The End of Session is Nigh
I have great news for those of you who hold your breath every time the state legislature convenes.  The 110th legislative session is expected to adjourn sine die this week.
Legislative Activity
Budget: Last week, we passed the state budget after a bit of controversy surrounding Republicans’ admitted efforts to punish Memphis for its legal removal of the Forrest statue. I voted “No” on the state budget for several reasons: it once again failed to include Medicaid expansion; failed to adequately fund for our public schools; lack of a substantive investment in the opioid crisis plaguing our state; and insufficient investments in our state’s infrastructure.
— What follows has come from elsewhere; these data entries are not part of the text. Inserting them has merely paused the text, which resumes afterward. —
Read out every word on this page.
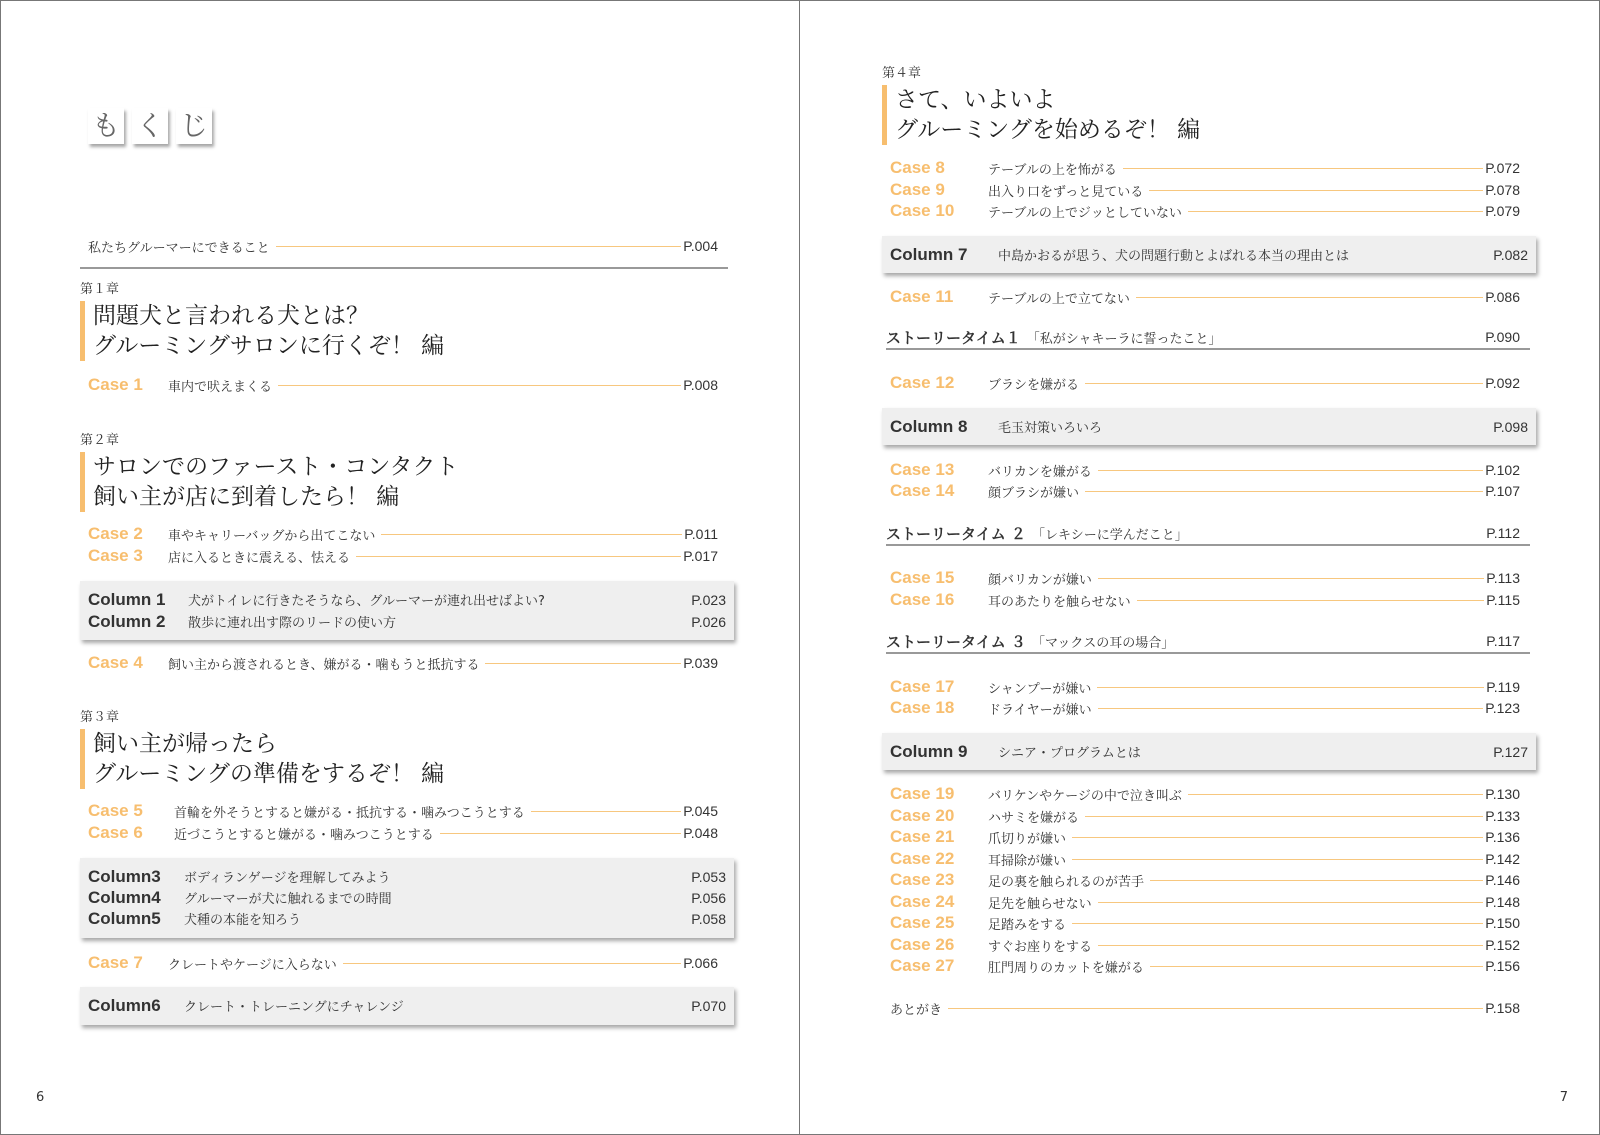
も く じ
私たちグルーマーにできること	P.004
第１章
問題犬と言われる犬とは？
グルーミングサロンに行くぞ！ 編
Case 1	車内で吠えまくる	P.008
第２章
サロンでのファースト・コンタクト
飼い主が店に到着したら！ 編
Case 2	車やキャリーバッグから出てこない	P.011
Case 3	店に入るときに震える、怯える	P.017
Column 1	犬がトイレに行きたそうなら、グルーマーが連れ出せばよい?	P.023
Column 2	散歩に連れ出す際のリードの使い方	P.026
Case 4	飼い主から渡されるとき、嫌がる・噛もうと抵抗する	P.039
第３章
飼い主が帰ったら
グルーミングの準備をするぞ！ 編
Case 5	首輪を外そうとすると嫌がる・抵抗する・噛みつこうとする	P.045
Case 6	近づこうとすると嫌がる・噛みつこうとする	P.048
Column3	ボディランゲージを理解してみよう	P.053
Column4	グルーマーが犬に触れるまでの時間	P.056
Column5	犬種の本能を知ろう	P.058
Case 7	クレートやケージに入らない	P.066
Column6	クレート・トレーニングにチャレンジ	P.070
6
第４章
さて、いよいよ
グルーミングを始めるぞ！ 編
Case 8	テーブルの上を怖がる	P.072
Case 9	出入り口をずっと見ている	P.078
Case 10	テーブルの上でジッとしていない	P.079
Column 7	中島かおるが思う、犬の問題行動とよばれる本当の理由とは	P.082
Case 11	テーブルの上で立てない	P.086
ストーリータイム１ 「私がシャキーラに誓ったこと」	P.090
Case 12	ブラシを嫌がる	P.092
Column 8	毛玉対策いろいろ	P.098
Case 13	バリカンを嫌がる	P.102
Case 14	顔ブラシが嫌い	P.107
ストーリータイム ２ 「レキシーに学んだこと」	P.112
Case 15	顔バリカンが嫌い	P.113
Case 16	耳のあたりを触らせない	P.115
ストーリータイム ３ 「マックスの耳の場合」	P.117
Case 17	シャンプーが嫌い	P.119
Case 18	ドライヤーが嫌い	P.123
Column 9	シニア・プログラムとは	P.127
Case 19	バリケンやケージの中で泣き叫ぶ	P.130
Case 20	ハサミを嫌がる	P.133
Case 21	爪切りが嫌い	P.136
Case 22	耳掃除が嫌い	P.142
Case 23	足の裏を触られるのが苦手	P.146
Case 24	足先を触らせない	P.148
Case 25	足踏みをする	P.150
Case 26	すぐお座りをする	P.152
Case 27	肛門周りのカットを嫌がる	P.156
あとがき	P.158
7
Testing Snafus: Yet again, our teachers and students fell victim to a flawed computerized testing system last week.  Fortunately, we were able to successfully hold up final passage of the budget until we passed bipartisan legislation that seeks to protect schools, teachers and students. Throughout the week, I did my best to share real-time updates from the Tennessee Department of Education with everyone on our Facebook page and remained in constant contact with school officials in District 55 who reached out to me via phone and email.  In response to the testing issues, my colleagues and I called on Commissioner McQueen to resign for the repeated failures of her department.  To this day, McQueen has failed to apologize for her role in the latest snafus or take any personal responsibility for the issues with which our administrators, teachers, and students have repeatedly had to deal. I fully support the TBI investigation into the alleged hacking of Questar and encourage our state to revoke the $30 million contract and seek liquidated damages from the contractor.
FOCUS Act:  Recently, our legislature also passed the FOCUS Act. I strongly opposed this legislation for many reasons.  Among other things, this legislation introduced by Governor Haslam allowed him to vacate the entire 27-member UT Board of Trustees and personally handpick the entire new 11 member board.  For a more in-depth explanation of why I opposed this bill, check out my Facebook video here.  Because of my strong opposition to this legislation, I refused to vote in favor of any of Haslam’s appointees to the newly configured board.
Still Working: While most committees have closed, we re-opened two of my committees on Monday morning to take up some last minute bills and joint resolutions.  I was scheduled to present SJR554 and SJR557 before the House health subcommittee at 11:00am, but Republicans moved to adjourn the subcommittee before the resolutions were debated.  Their underhanded tactics were in direct response to my vocal opposition to a few of their latest bills they have brought to the House floor, including erecting a monument to unborn children on the Capitol grounds.
Both resolutions were introduced and previously passed in the state Senate by Sen. Yarbro, and they were in line with a directive from Washington that encouraged states to seek federal Section 1115 demonstration waivers for state-specific programs to combat opioid addiction and substance abuse issues.  SJR554 encouraged the Bureau of TennCare to improve access to and quality of treatment for eligible Tennessee residents suffering from addiction to opiates and others substances by means of appropriate federal Section 1115 demonstration waiver for Medicaid services.  SJR557 encouraged the Bureau of TennCare to seek an appropriate federal Section 1115 demonstration waiver in order to expand access to evidence-based home visitation services to the families of babies with neonatal abstinence syndrome and encourages the seeking of additional funding opportunities for the home visitation programs.